My first calculation begun with quantum states: i expressed conditional entropy like that \begin{equation} \begin{aligned} H(A \mid E = |0\rangle) &= - P(A = |0\rangle \mid E =|0\rangle) \log P((|0\rangle \mid E = |0\rangle)) \\ &- P(A = |1\rangle \mid E = |0\rangle) \log P((A = |1\rangle \mid E = |0\rangle)) \, .\\ \end{aligned} \end{equation} Calculating the probabilities with bayes theorem, i found this entropy to be equal to 0, and the others like that: \begin{equation} \begin{aligned} H(A \mid E = |1\rangle) &= 0 \, ,\\ H(A \mid E = |+\rangle) &= 1 \, ,\\ H(A \mid E = |-\rangle) &= 1 \, . \end{aligned} \end{equation} In this way the final entropy is numerically $$ H(A\mid E) =\frac{1}{2} \, . $$
But then i re-thought it: perhaps i have to consider the probability not of the states, but of the bits results, because the formula i'm using is classical! So i tried evaluating the following: \begin{equation} H(A \mid E) = P(E=0) H(A \mid E = 0) + P(E=1) H(A \mid E = 1) \, . \end{equation} but this leads me to the strange value i linked above, the same value i obtain for the conditional entropy of Alice and Bob, that is $H(A|B)$.

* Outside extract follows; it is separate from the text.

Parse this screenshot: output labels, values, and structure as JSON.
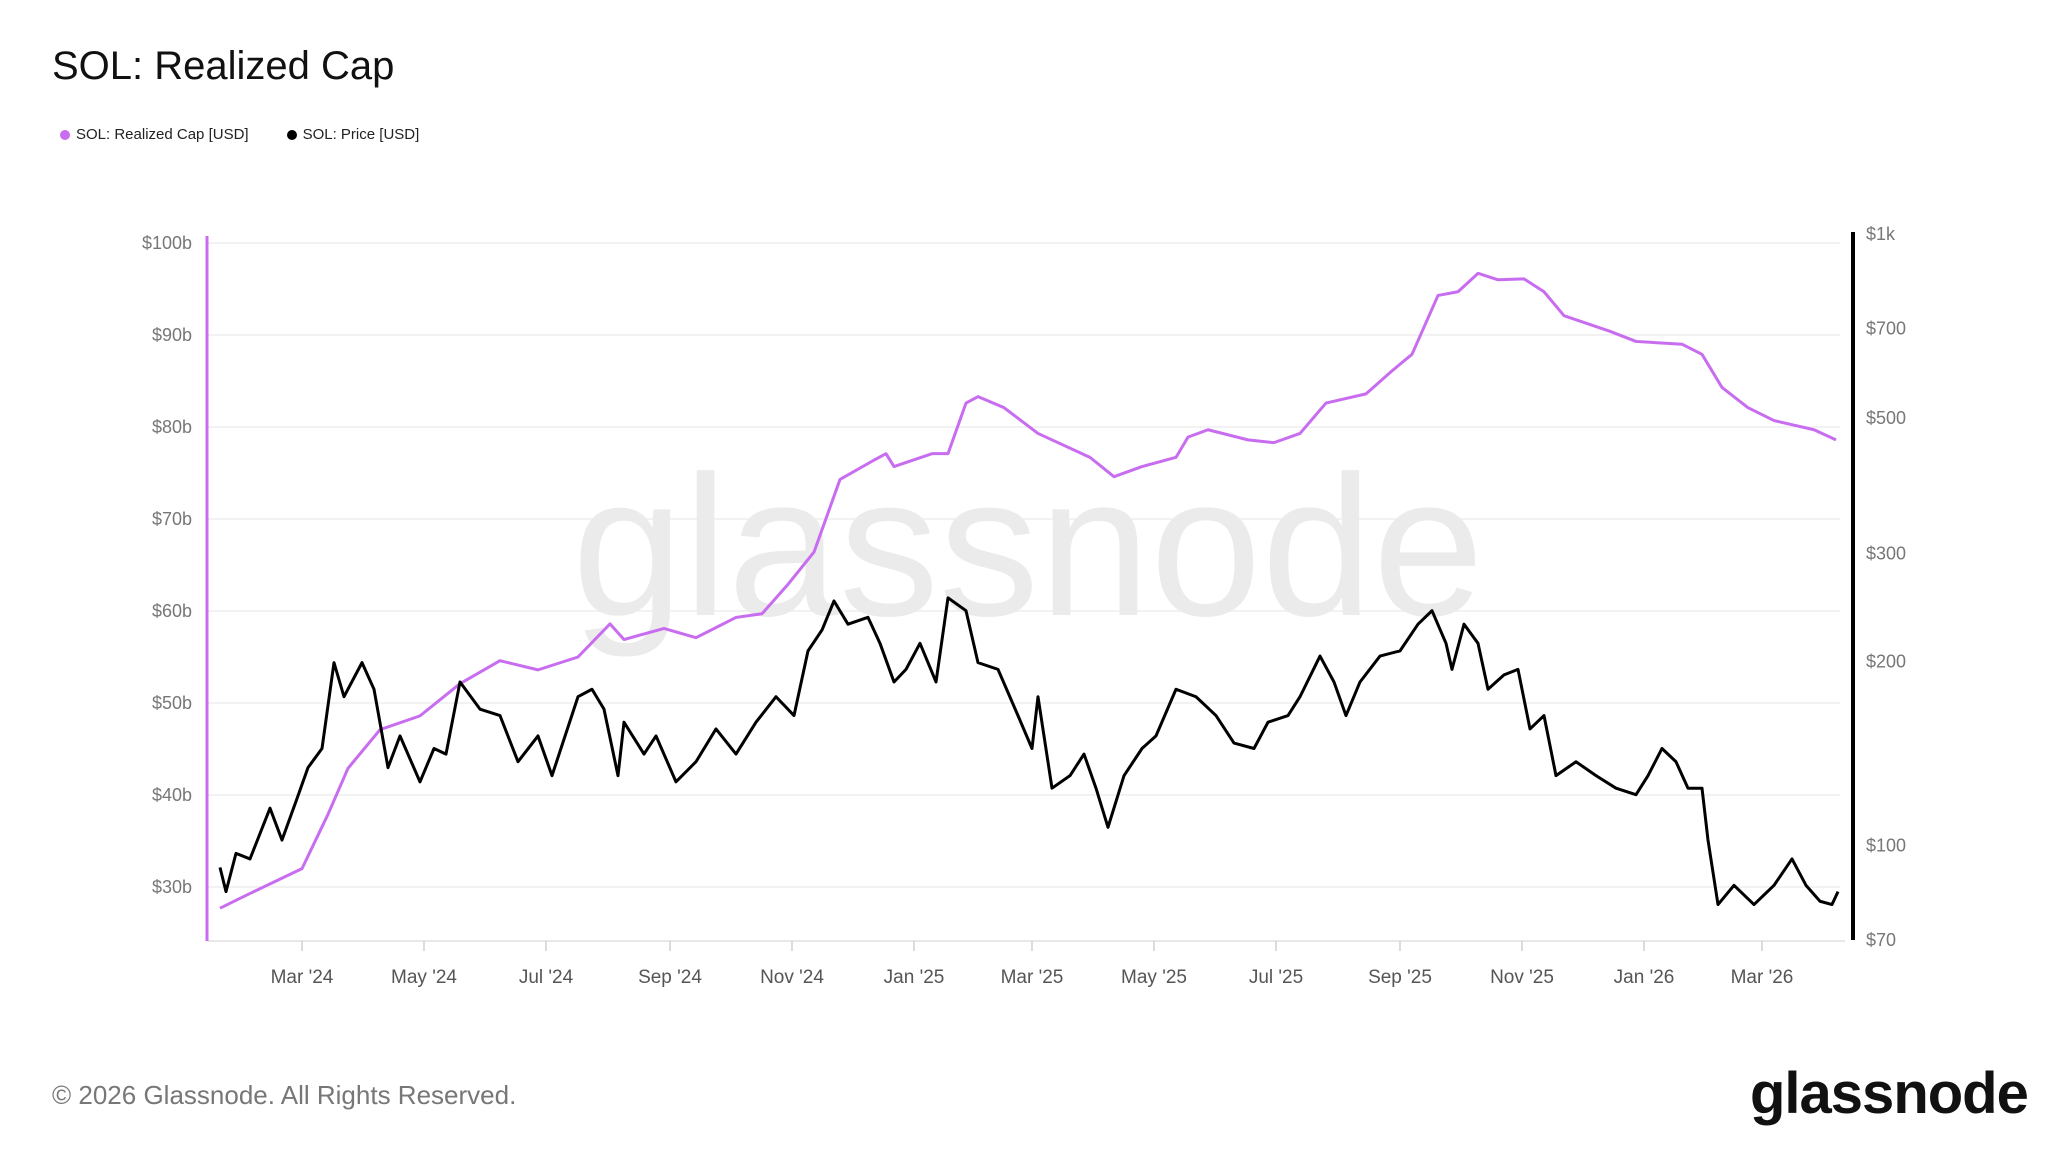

What am i not understanding correctly?
(If you can, give me references)
PS the full calculations for the first method are reported here: \begin{equation} \begin{alignedat}{2} P(E = |0\rangle \mid A = |0\rangle ) &= \frac{1}{2} \, , & \hspace{1in} P(E = |0\rangle \mid A = |1\rangle ) &= 0 \, ,\\ P(E = |1\rangle \mid A = |0\rangle ) &= 0 \, , & P(E = |1\rangle \mid A = |1\rangle ) &= \frac{1}{2} \, , \\ P(E = |+\rangle \mid A = |0\rangle ) &= \frac{1}{4} \, , & P(E = |+\rangle \mid A = |1\rangle ) &=\frac{1}{4} \, ,\\ P(E = |-\rangle \mid A = |0\rangle ) &= \frac{1}{4} \, , & P(E = |-\rangle \mid A = |1\rangle ) &= \frac{1}{4} \, , \\ P(A = |0\rangle) &= \frac{1}{2} \, , & P(A = |1\rangle) &= \frac{1}{2} \, . \\ \end{alignedat} \end{equation} and \begin{equation} \begin{aligned} P(E = |0\rangle) &= P(E = |0\rangle \mid A = |0\rangle ) P(A = |0\rangle) + P(E = |0\rangle \mid A = |1\rangle ) P(A = |1\rangle) \\ &= \frac{1}{2} \cdot \frac{1}{2} + 0 \cdot \frac{1}{2} = \frac{1}{4} \, , \\ P(E = |1\rangle) &= P(E = |1\rangle \mid A = |0\rangle ) P(A = |0\rangle) + P(E = |1\rangle \mid A = |1\rangle ) P(A = |1\rangle) \\ &= 0 \cdot \frac{1}{2} + \frac{1}{2} \cdot \frac{1}{2} = \frac{1}{4} \, , \\ P(E = |+\rangle) &= P(E = |+\rangle \mid A = |0\rangle ) P(A = |0\rangle) + P(E = |+\rangle \mid A = |1\rangle ) P(A = |1\rangle) \\ &= \frac{1}{4} \cdot \frac{1}{2} + \frac{1}{4} \cdot \frac{1}{2} = \frac{1}{4} \, , \\ P(E = |-\rangle) &= P(E = |-\rangle \mid A = |0\rangle ) P(A = |0\rangle) + P(E = |-\rangle \mid A = |1\rangle ) P(A = |1\rangle) \\ &= \frac{1}{4} \cdot \frac{1}{2} + \frac{1}{4} \cdot \frac{1}{2} = \frac{1}{4} \, . \\ \end{aligned} \end{equation} then with bayes \begin{equation} \begin{alignedat}{2} P(A= |0\rangle \mid E = |0\rangle ) &= 1 \, , & \hspace{1in} P(A= |1\rangle \mid E = |0\rangle ) &= 0 \, ,\\ P(A= |0\rangle \mid E = |1\rangle ) &= 0 \, , & \hspace{1in} P(A= |1\rangle \mid E = |1\rangle ) &= 1 \, ,\\ P(A= |0\rangle \mid E = |+\rangle ) &= \frac{1}{2} \, , & \hspace{1in} P(A= |1\rangle \mid E = |+\rangle ) &= \frac{1}{2}\, ,\\ P(A= |0\rangle \mid E = |-\rangle ) &= \frac{1}{2} \, , & \hspace{1in} P(A= |1\rangle \mid E = |-\rangle ) &= \frac{1}{2} \, . \end{alignedat} \end{equation} with all these numbers i have calculated the entropies reported above.